I believe we're discussing the case where we know there is a bad block.
Obviously we can't know about latent errors.

>> > IOW, if a partial block is being zeroed and if it is poisoned, caller
>> > will not be return an error and poison will not be cleared and memory
>> > will be zeroed. What do we expect in such cases.
>> >
>> > Do we expect an interface where if there are any bad blocks in the range
>> > being zeroed, then they all should be cleared (and hence all I/O should
>> > be aligned) otherwise error is returned.
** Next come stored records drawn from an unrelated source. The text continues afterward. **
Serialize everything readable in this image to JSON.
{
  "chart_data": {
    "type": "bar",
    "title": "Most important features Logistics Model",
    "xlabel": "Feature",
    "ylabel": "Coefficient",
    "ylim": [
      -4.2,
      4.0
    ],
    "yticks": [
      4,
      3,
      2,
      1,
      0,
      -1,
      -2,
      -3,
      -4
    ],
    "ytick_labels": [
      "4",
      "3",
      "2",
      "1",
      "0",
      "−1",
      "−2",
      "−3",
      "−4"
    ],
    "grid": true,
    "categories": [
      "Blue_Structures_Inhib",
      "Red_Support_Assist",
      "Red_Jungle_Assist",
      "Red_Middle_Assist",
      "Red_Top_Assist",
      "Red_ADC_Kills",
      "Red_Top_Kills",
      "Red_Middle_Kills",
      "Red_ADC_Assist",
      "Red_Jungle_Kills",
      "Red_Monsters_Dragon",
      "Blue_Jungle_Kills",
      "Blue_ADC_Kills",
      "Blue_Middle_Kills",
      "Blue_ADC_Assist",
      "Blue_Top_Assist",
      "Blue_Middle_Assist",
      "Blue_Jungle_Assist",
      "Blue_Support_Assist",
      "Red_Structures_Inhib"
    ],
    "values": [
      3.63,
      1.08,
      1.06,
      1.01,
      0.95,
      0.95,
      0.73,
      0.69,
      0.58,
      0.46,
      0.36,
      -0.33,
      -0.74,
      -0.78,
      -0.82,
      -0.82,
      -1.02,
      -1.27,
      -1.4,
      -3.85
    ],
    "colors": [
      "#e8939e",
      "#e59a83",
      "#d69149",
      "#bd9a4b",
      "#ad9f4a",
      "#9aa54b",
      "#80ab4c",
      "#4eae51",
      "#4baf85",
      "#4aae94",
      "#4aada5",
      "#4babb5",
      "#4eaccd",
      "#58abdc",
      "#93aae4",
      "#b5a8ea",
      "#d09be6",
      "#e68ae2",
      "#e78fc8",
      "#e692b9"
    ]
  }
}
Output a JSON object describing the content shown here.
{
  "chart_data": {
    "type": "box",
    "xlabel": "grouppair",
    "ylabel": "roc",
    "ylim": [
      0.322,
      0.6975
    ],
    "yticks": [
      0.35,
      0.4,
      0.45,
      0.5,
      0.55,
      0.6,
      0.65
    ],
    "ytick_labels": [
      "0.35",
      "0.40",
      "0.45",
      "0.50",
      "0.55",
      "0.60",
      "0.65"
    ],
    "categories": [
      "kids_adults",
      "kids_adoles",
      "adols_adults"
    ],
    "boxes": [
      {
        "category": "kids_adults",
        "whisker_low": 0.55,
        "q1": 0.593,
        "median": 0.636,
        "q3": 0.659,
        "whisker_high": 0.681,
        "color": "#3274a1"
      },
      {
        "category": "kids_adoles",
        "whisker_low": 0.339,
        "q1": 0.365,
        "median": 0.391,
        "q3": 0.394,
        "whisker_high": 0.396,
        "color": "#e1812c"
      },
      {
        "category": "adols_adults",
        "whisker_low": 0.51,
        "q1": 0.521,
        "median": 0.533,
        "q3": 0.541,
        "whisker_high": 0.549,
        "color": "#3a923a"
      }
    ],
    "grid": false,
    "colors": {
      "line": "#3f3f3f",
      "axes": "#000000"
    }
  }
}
If yes, I could make that
>> > change.
>> >
>> > Downside of current interface is that it will clear as many blocks as
>> > possible in the given range and leave starting and end blocks poisoned
>> > (if it is unaligned) and not return error. That means a reader will
>> > get error on these blocks again and they will have to try to clear it
>> > again.
>>
>> Which is solved by having partial page writes always EIO on poisoned
>> memory.
>
> The problem with the above is that partial page writes can not be
> guaranteed to return EIO. Poison is only detected on consumed reads,
> or a periodic scrub, not writes. IFF poison detection was always
> synchronous with poison creation then the above makes sense. However,
> with asynchronous signaling, it's fundamentally a false security
> blanket to assume even full block writes will clear poison unless a
> callback to firmware is made for every block.

Let's just focus on reporting errors when we know we have them.